物理信息粘性价值表示
Physics Informed Viscous Value Representations
February 26, 2026
作者: Hrishikesh Viswanath, Juanwu Lu, S. Talha Bukhari, Damon Conover, Ziran Wang, Aniket Bera
cs.AI
摘要
离线目标条件强化学习(GCRL)通过静态预收集数据集学习目标条件策略。然而,由于状态-动作空间的有限覆盖,精确的价值估计仍面临挑战。近期物理启发方法尝试通过在一阶偏微分方程(如程函方程)上定义正则化项,对价值函数施加物理和几何约束以解决该问题。但这些公式在复杂高维环境中往往不适定。本研究提出一种基于汉密尔顿-雅可比-贝尔曼(HJB)方程粘性解的物理启发正则化方法。通过引入物理驱动的归纳偏置,我们的方法将学习过程锚定在最优控制理论中,显式规范并限制价值迭代中的更新幅度。进一步地,我们利用费曼-卡茨定理将偏微分方程解重构为期望形式,实现了目标的蒙特卡洛估计,避免了高阶梯度中的数值不稳定问题。实验表明,该方法能有效提升几何一致性,可广泛应用于导航任务及高维复杂操作任务。开源代码详见:https://github.com/HrishikeshVish/phys-fk-value-GCRL。
English
Offline goal-conditioned reinforcement learning (GCRL) learns goal-conditioned policies from static pre-collected datasets. However, accurate value estimation remains a challenge due to the limited coverage of the state-action space. Recent physics-informed approaches have sought to address this by imposing physical and geometric constraints on the value function through regularization defined over first-order partial differential equations (PDEs), such as the Eikonal equation. However, these formulations can often be ill-posed in complex, high-dimensional environments. In this work, we propose a physics-informed regularization derived from the viscosity solution of the Hamilton-Jacobi-Bellman (HJB) equation. By providing a physics-based inductive bias, our approach grounds the learning process in optimal control theory, explicitly regularizing and bounding updates during value iterations.
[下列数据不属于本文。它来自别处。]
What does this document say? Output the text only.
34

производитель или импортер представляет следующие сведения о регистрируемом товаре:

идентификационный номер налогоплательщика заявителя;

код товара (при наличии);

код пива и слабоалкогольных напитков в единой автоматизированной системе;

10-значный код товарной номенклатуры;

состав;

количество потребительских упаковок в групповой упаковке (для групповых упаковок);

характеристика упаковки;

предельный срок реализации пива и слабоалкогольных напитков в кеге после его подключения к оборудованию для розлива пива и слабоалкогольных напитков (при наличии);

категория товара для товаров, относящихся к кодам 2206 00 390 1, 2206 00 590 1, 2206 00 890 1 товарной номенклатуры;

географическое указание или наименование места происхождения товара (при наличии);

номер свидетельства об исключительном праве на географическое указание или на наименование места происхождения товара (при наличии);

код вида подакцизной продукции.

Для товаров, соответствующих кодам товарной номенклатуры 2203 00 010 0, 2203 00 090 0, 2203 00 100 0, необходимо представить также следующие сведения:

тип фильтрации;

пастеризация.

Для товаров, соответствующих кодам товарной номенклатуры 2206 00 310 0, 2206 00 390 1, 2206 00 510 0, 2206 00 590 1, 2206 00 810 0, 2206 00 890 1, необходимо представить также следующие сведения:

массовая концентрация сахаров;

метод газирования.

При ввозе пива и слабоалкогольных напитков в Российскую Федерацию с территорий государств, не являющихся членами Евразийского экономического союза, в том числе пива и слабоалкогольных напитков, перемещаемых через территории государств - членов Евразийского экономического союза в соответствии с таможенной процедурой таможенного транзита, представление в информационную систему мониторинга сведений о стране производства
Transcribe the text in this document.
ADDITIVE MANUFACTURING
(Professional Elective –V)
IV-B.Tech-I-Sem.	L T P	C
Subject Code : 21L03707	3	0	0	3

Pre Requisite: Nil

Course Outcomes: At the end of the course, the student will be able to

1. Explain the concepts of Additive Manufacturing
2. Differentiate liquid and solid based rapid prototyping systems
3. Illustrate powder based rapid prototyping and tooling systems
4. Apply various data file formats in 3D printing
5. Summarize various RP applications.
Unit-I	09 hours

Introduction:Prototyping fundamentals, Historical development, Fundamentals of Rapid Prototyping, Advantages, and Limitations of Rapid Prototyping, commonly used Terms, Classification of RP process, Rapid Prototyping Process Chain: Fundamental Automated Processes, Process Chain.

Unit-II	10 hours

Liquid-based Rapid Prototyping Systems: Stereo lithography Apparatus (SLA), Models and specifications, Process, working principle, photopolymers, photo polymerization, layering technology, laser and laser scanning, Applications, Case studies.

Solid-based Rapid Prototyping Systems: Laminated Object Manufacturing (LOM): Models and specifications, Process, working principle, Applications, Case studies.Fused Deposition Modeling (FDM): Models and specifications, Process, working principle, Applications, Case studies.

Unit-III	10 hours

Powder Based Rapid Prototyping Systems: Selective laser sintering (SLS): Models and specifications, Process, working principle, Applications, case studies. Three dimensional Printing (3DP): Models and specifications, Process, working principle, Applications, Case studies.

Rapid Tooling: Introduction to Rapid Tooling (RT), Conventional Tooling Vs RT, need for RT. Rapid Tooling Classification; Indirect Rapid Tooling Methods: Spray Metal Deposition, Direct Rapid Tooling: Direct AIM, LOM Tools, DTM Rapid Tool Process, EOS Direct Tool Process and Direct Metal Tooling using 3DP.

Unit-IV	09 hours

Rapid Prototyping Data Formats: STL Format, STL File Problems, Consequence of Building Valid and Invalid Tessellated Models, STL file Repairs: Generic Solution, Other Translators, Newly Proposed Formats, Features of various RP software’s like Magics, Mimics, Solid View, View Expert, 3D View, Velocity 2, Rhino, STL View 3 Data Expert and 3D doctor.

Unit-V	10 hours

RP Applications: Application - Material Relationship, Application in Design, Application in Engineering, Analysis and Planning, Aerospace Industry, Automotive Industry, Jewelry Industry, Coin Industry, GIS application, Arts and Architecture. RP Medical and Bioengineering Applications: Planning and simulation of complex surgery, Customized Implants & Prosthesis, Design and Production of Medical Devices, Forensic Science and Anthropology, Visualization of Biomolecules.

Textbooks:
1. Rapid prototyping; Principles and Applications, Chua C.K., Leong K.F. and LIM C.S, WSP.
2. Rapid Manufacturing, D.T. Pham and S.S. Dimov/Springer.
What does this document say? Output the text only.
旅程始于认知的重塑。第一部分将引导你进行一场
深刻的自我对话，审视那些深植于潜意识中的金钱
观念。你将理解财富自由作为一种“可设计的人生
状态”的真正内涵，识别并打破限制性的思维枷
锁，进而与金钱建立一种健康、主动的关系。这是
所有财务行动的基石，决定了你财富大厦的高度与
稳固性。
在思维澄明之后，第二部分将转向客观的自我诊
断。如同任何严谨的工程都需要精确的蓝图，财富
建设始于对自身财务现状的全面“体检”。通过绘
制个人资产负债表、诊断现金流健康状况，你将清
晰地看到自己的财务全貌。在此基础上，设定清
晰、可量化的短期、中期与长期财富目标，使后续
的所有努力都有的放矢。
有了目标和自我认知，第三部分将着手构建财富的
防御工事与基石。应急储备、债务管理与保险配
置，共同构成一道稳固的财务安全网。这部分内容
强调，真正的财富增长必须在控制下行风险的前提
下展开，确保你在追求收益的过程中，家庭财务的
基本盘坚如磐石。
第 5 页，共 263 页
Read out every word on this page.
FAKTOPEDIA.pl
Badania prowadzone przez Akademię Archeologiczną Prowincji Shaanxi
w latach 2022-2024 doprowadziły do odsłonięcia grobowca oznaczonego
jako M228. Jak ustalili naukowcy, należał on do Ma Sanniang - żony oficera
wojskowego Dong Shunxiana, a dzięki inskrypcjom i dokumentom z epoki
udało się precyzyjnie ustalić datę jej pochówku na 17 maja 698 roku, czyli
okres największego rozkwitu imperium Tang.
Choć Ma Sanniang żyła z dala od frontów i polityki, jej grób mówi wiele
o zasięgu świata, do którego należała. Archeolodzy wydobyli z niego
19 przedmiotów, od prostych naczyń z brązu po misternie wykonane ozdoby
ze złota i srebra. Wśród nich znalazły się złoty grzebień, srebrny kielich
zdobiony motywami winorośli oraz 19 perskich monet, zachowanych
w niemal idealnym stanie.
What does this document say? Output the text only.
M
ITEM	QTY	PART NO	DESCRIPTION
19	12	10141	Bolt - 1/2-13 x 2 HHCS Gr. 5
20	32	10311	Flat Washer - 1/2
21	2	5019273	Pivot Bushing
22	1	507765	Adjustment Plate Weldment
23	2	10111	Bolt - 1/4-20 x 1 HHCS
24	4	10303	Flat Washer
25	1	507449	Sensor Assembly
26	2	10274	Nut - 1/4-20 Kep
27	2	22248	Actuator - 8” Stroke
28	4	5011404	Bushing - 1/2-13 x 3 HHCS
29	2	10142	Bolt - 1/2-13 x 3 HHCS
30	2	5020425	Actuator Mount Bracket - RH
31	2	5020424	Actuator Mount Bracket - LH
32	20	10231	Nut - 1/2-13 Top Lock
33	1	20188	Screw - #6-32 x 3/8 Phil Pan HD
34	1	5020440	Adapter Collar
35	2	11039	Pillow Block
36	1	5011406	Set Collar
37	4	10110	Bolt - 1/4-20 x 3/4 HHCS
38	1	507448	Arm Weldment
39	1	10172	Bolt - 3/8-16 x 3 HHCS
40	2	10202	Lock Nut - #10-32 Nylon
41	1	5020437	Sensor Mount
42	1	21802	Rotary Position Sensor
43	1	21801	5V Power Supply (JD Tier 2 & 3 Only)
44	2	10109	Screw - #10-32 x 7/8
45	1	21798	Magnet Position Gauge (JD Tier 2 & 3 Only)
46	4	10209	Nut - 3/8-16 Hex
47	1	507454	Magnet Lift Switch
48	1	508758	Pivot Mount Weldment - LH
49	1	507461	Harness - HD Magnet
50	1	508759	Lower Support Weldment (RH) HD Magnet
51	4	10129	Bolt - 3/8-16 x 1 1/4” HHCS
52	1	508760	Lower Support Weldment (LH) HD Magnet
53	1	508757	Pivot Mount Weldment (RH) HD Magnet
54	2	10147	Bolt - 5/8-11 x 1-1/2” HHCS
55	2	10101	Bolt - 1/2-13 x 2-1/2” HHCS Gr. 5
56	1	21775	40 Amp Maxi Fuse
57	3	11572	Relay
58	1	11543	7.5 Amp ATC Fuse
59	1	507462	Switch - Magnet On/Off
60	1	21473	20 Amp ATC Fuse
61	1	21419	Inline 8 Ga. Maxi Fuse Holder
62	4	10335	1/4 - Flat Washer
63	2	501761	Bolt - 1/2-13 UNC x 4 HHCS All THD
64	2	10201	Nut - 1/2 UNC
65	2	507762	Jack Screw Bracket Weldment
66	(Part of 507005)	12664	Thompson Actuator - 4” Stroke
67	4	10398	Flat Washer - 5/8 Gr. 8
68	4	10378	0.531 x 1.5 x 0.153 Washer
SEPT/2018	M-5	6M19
Furthermore, we leverage the Feynman-Kac theorem to recast the PDE solution as an expectation, enabling a tractable Monte Carlo estimation of the objective that avoids numerical instability in higher-order gradients. Experiments demonstrate that our method improves geometric consistency, making it broadly applicable to navigation and high-dimensional, complex manipulation tasks. Open-source codes are available at https://github.com/HrishikeshVish/phys-fk-value-GCRL.